I applaud the 28th May initiative and ask God to permanently break the silence. My 1st menstrual experience was a horrible one. I was living with my sister and when I realized something that seemed abnormal then; blood on my under wear I was so scared! I could not tell her because I felt so ashamed. I got some old clothes padded myself but this caused more embarrassment because I think I used such a big clothe that I could hardly walk. My sister called me and asked if I was raped I was so embarrassed. I did not know what to tell her. Then I thought that may be it is to. I thought everybody is going to laugh at me just as it happened to girls at school then I would not go back to school again. My sister showed me what I should do but that made me feel more embarrassed. We need to break the silence.

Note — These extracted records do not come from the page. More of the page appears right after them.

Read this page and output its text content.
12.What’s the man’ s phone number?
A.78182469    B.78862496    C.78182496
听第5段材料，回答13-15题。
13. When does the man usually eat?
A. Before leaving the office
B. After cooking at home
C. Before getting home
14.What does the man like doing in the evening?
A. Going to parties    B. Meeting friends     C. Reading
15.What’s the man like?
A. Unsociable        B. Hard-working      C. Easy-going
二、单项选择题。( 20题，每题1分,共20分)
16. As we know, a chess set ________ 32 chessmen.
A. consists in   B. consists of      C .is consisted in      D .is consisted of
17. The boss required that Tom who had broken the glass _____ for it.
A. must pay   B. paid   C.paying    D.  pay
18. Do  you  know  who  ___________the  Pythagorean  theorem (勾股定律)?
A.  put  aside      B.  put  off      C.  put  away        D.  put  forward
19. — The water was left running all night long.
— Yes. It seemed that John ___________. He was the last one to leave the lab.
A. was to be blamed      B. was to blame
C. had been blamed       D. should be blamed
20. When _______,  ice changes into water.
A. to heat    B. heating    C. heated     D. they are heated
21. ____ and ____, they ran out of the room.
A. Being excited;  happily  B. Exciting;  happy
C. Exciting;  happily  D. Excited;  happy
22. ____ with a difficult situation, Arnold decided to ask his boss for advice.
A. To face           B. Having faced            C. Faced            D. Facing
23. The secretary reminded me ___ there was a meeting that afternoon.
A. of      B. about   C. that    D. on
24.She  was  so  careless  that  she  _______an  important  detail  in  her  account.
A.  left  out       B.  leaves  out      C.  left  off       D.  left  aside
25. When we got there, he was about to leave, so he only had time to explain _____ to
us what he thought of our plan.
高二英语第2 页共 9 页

I started my period at the age of 12 years-old. It arrived around three in the afternoon, while I was doing my chores. All I can remember is the vivid red spot on my panties and thinking wow I really need to tell someone. My mother wasn’t around so I told my Aunt Tudy a close family friend…I just couldn’t hold it in. My mom arrived a few hours later and before I could tell her my Aunt Tudy spilled the beans. My Mother walked away, called me into her room and asked why I didn’t wait until she got home first, for she was my mother and had the right to know first. She was disappointed in me and I was disappointed in myself. She stayed upset for a while, and then she proceeded with her chilling African style lecture on my new journey into womanhood. Essentially I was told if I even looked at a boy too closely let alone allowed a boy to touch me, I would get pregnant and ruin my life forever. There was no sex education, no hugs, no welcome to womanhood rite of passage pow wow. This is essentially how I remember my first period.
Well my experience is a bit different. I had older sisters that went through it and I knew what to expect. Plus, I was almost 15 when I got it and I already learned about it at school. The day I got it, I was so shy to ask for help but my sisters knew and they gave me the pads. And my sister (who is a nurse ) told me how often I have to change and what I had to do.